The young Congresswoman, who represents New York''s 14th District, has 2.4 million followers on her campaign Twitter handle, surpassing House Speaker Nancy Pelosi''s 2 million followers on her official account.
Alexandria Ocasio-Cortez, the youngest woman to serve in the US Congress, is set to give her Democratic colleagues in the House of Representatives lessons on how to use Twitter in a more effective way.

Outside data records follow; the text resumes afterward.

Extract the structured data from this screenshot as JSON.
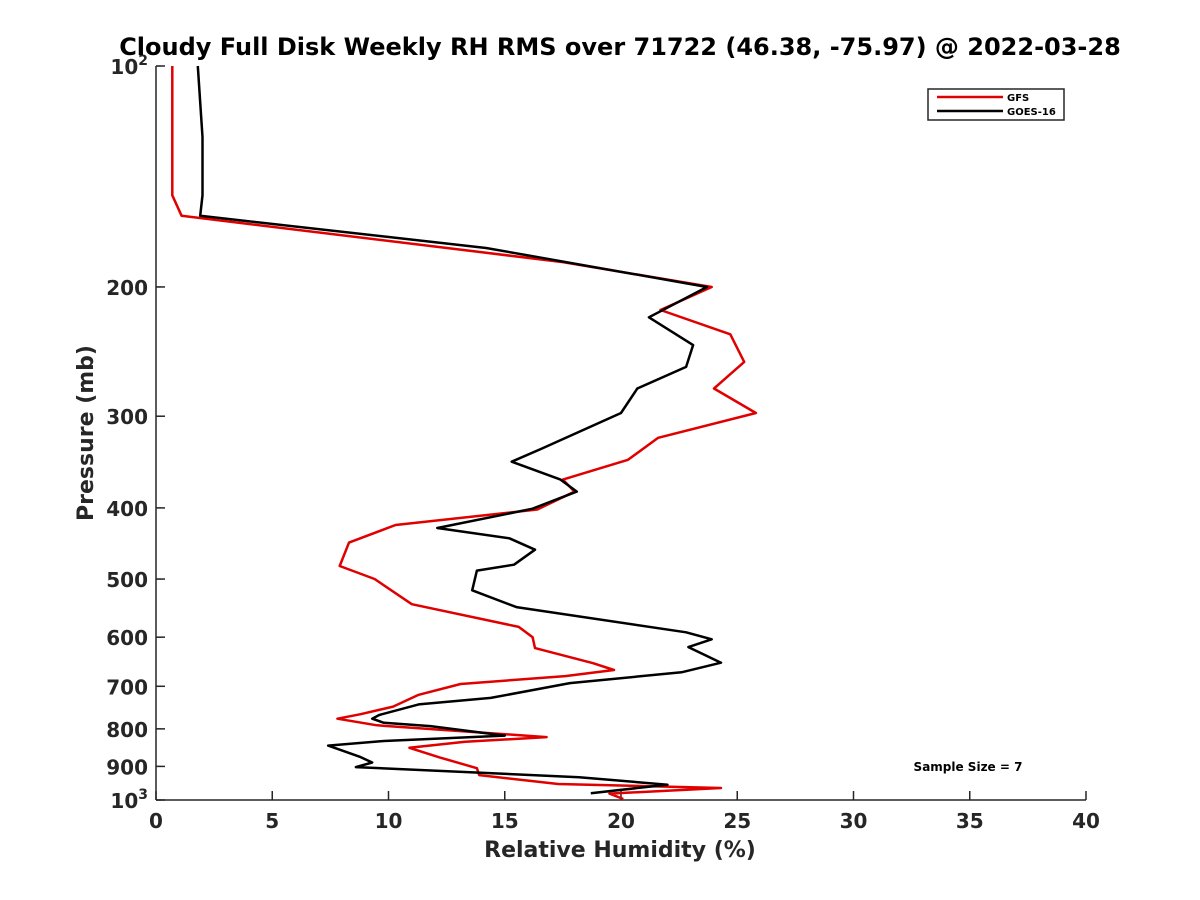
{
  "chart_data": {
    "type": "line",
    "title": "Cloudy Full Disk Weekly RH RMS over 71722 (46.38, -75.97) @ 2022-03-28",
    "xlabel": "Relative Humidity (%)",
    "ylabel": "Pressure (mb)",
    "xlim": [
      0,
      40
    ],
    "ylim": [
      100,
      1000
    ],
    "yscale": "log",
    "y_reversed": true,
    "xticks": [
      0,
      5,
      10,
      15,
      20,
      25,
      30,
      35,
      40
    ],
    "yticks": [
      {
        "value": 100,
        "label": "10",
        "sup": "2"
      },
      {
        "value": 200,
        "label": "200",
        "sup": ""
      },
      {
        "value": 300,
        "label": "300",
        "sup": ""
      },
      {
        "value": 400,
        "label": "400",
        "sup": ""
      },
      {
        "value": 500,
        "label": "500",
        "sup": ""
      },
      {
        "value": 600,
        "label": "600",
        "sup": ""
      },
      {
        "value": 700,
        "label": "700",
        "sup": ""
      },
      {
        "value": 800,
        "label": "800",
        "sup": ""
      },
      {
        "value": 900,
        "label": "900",
        "sup": ""
      },
      {
        "value": 1000,
        "label": "10",
        "sup": "3"
      }
    ],
    "legend_position": "top-right",
    "annotation": "Sample Size = 7",
    "series": [
      {
        "name": "GFS",
        "color": "#e00000",
        "points": [
          [
            0.7,
            100
          ],
          [
            0.7,
            125
          ],
          [
            0.7,
            150
          ],
          [
            1.1,
            160
          ],
          [
            17.5,
            185
          ],
          [
            23.9,
            200
          ],
          [
            21.7,
            215
          ],
          [
            24.7,
            232
          ],
          [
            25.3,
            253
          ],
          [
            24.0,
            275
          ],
          [
            25.8,
            297
          ],
          [
            21.6,
            321
          ],
          [
            20.3,
            344
          ],
          [
            17.5,
            366
          ],
          [
            18.0,
            380
          ],
          [
            16.4,
            402
          ],
          [
            10.3,
            422
          ],
          [
            8.3,
            446
          ],
          [
            7.9,
            480
          ],
          [
            9.4,
            500
          ],
          [
            11.0,
            541
          ],
          [
            15.6,
            581
          ],
          [
            16.2,
            600
          ],
          [
            16.3,
            621
          ],
          [
            18.8,
            651
          ],
          [
            19.7,
            665
          ],
          [
            17.6,
            678
          ],
          [
            13.1,
            695
          ],
          [
            11.3,
            719
          ],
          [
            10.2,
            746
          ],
          [
            8.8,
            764
          ],
          [
            7.8,
            775
          ],
          [
            9.5,
            791
          ],
          [
            16.8,
            821
          ],
          [
            13.3,
            833
          ],
          [
            10.9,
            849
          ],
          [
            12.2,
            875
          ],
          [
            13.8,
            905
          ],
          [
            13.9,
            925
          ],
          [
            17.3,
            951
          ],
          [
            24.3,
            963
          ],
          [
            19.5,
            980
          ],
          [
            20.1,
            997
          ]
        ]
      },
      {
        "name": "GOES-16",
        "color": "#000000",
        "points": [
          [
            1.8,
            100
          ],
          [
            2.0,
            125
          ],
          [
            2.0,
            150
          ],
          [
            1.9,
            160
          ],
          [
            14.2,
            177
          ],
          [
            23.7,
            200
          ],
          [
            21.2,
            220
          ],
          [
            23.1,
            240
          ],
          [
            22.8,
            257
          ],
          [
            20.7,
            275
          ],
          [
            20.0,
            297
          ],
          [
            16.6,
            332
          ],
          [
            15.3,
            346
          ],
          [
            17.4,
            366
          ],
          [
            18.1,
            380
          ],
          [
            16.2,
            401
          ],
          [
            12.1,
            426
          ],
          [
            15.2,
            440
          ],
          [
            16.3,
            456
          ],
          [
            15.4,
            478
          ],
          [
            13.8,
            487
          ],
          [
            13.6,
            518
          ],
          [
            15.5,
            546
          ],
          [
            22.8,
            591
          ],
          [
            23.9,
            604
          ],
          [
            22.9,
            619
          ],
          [
            24.3,
            650
          ],
          [
            22.6,
            670
          ],
          [
            17.8,
            693
          ],
          [
            14.4,
            726
          ],
          [
            11.3,
            741
          ],
          [
            9.6,
            766
          ],
          [
            9.3,
            775
          ],
          [
            9.8,
            785
          ],
          [
            11.8,
            793
          ],
          [
            15.0,
            817
          ],
          [
            9.8,
            831
          ],
          [
            7.4,
            843
          ],
          [
            8.8,
            874
          ],
          [
            9.3,
            889
          ],
          [
            8.6,
            902
          ],
          [
            18.2,
            931
          ],
          [
            22.0,
            953
          ],
          [
            18.7,
            979
          ]
        ]
      }
    ]
  }
}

Ocasio-Cortez, 29, will be leading the discussion along with fellow Democrat, Representative Jim Himes of Connecticut, on Thursday to "discuss how they use Twitter as an effective and authentic messaging tool to connect with their constituents" and "the importance of digital storytelling", CNN quoted a notice sent to Democratic House members, as saying on Wednesday.
The young Congresswoman, who represents New York’s 14th District, has 2.4 million followers on her campaign Twitter handle, surpassing House Speaker Nancy Pelosi’s 2 million followers on her official account.
She frequently hits back at critics on the platform which goes viral.
Earlier this month a video of Ocasio-Cortez gleefully dancing when she was in college surfaced on Twitter, where the poster of the clip described the Congresswoman as a "clueless nitwit".
Ocasio-Cortez shot back at critics by posting a video on Twitter of her dancing in front of her congressional office with the caption, "I hear the GOP (Republicans) thinks women dancing are scandalous. Wait till they find out Congresswomen dance too!"
The video has garnered 20.5 million views.
She also uses social media to speak directly to constituents and viewers in a way members of Congress have rarely done before, CNN said.
Ocasio-Cortez frequently hosts "Instagram Live" sessions where she answers questions submitted by viewers on the platform. One of her Instagram accounts has amassed 1.8 million followers.
The freshman Democrat took office in January after running an efficient grassroots campaign in the party primary where she unseated former Representative Joe Crowley, who was the fourth-ranking Democrat in the House and a 10-term congressman in New York.